True sovereignty means the right to chart one’s own course. That does not mean rejecting philanthropy or international partnerships. It means setting priorities based on local evidence, culture, and capability. Harm Reduction should be part of that conversation and not dismissed simply because it does not fit the Western template of total abstinence.
It’s Time for Africa to Decide
Africa’s tobacco policy future must be built on realism and dialogue, not dictates. Governments should welcome funding, but with the condition that such funds respect local autonomy and are based on evidence and local policymaking. Regional bodies, such as the African Union (AU), could play a vital role in coordinating independent research and crafting continental guidelines rooted in the African experience.

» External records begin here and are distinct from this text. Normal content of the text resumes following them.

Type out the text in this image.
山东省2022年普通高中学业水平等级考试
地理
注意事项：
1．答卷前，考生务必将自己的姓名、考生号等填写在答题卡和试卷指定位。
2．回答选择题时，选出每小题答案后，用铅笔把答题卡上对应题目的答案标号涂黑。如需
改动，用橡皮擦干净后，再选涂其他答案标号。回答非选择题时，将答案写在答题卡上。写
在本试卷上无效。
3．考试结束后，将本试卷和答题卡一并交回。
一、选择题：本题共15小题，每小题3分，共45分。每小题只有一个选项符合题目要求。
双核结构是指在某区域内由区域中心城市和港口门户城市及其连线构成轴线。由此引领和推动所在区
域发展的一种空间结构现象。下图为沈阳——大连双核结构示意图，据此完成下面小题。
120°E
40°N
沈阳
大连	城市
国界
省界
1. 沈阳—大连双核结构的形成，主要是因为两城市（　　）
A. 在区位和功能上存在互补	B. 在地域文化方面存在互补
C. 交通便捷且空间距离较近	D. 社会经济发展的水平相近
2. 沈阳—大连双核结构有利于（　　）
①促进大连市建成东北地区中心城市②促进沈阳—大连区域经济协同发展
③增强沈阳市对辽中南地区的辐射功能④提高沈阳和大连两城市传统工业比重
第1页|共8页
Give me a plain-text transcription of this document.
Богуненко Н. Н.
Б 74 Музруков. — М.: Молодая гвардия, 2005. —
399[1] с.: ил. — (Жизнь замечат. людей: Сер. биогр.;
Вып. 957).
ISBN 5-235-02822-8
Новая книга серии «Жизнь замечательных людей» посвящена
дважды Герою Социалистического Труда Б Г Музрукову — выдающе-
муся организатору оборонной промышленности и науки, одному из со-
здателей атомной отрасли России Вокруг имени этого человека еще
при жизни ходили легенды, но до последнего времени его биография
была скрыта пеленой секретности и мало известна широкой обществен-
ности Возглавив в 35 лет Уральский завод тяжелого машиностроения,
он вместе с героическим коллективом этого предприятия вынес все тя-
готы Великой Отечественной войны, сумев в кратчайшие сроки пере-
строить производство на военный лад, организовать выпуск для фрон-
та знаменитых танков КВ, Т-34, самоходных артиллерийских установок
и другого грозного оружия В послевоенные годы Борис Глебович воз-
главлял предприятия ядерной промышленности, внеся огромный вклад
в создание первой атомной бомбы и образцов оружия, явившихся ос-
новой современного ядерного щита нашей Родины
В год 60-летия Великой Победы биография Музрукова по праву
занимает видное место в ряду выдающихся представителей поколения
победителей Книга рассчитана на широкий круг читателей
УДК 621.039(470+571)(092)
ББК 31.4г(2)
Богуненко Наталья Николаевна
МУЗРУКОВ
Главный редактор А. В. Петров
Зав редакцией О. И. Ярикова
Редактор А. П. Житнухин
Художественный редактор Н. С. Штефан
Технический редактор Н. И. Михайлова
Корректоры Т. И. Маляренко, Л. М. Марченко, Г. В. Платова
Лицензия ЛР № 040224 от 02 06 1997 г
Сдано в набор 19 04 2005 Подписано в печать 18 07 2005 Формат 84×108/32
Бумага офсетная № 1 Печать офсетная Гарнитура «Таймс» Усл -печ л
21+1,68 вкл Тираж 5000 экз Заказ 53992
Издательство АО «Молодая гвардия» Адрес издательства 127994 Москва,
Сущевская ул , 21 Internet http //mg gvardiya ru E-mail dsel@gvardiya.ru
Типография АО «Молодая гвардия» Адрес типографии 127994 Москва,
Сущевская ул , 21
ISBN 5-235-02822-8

As the WHO FCTC COP11 in Geneva commences it is clear that this meeting will be a decisive moment for this sovereignty debate. For many African member states, the meeting that is taking place this week in Geneva represents far more than a technical policy discussion — it is a test of whether the global tobacco control establishment will finally recognise the continent’s right to adopt strategies that make sense for its own people.
At COP11, pressure is expected to mount for African delegates to endorse stricter bans on safer nicotine alternatives, despite the fact that these same products are helping countries like Sweden, the UK and Japan drive smoking rates to historic lows. If African voices are sidelined or donor-driven agendas dominate, the outcome could further entrench harmful policies that ignore local realities. However, if African policymakers insist on a more inclusive, evidence-led dialogue, COP11 could become a turning point — one where harm reduction is acknowledged, not as a foreign narrative or tobacco industry rhetoric but as an African necessity and a legitimate expression of public health sovereignty.
The choice before us is clear: continue following externally designed blueprints that ignore African realities, or build an African tobacco control blueprint, based on science, empowerment and sovereignty. African nations have the talent, the data, and the moral right to choose their own paths to better health, and these paths should include the full spectrum of tobacco harm reduction strategies.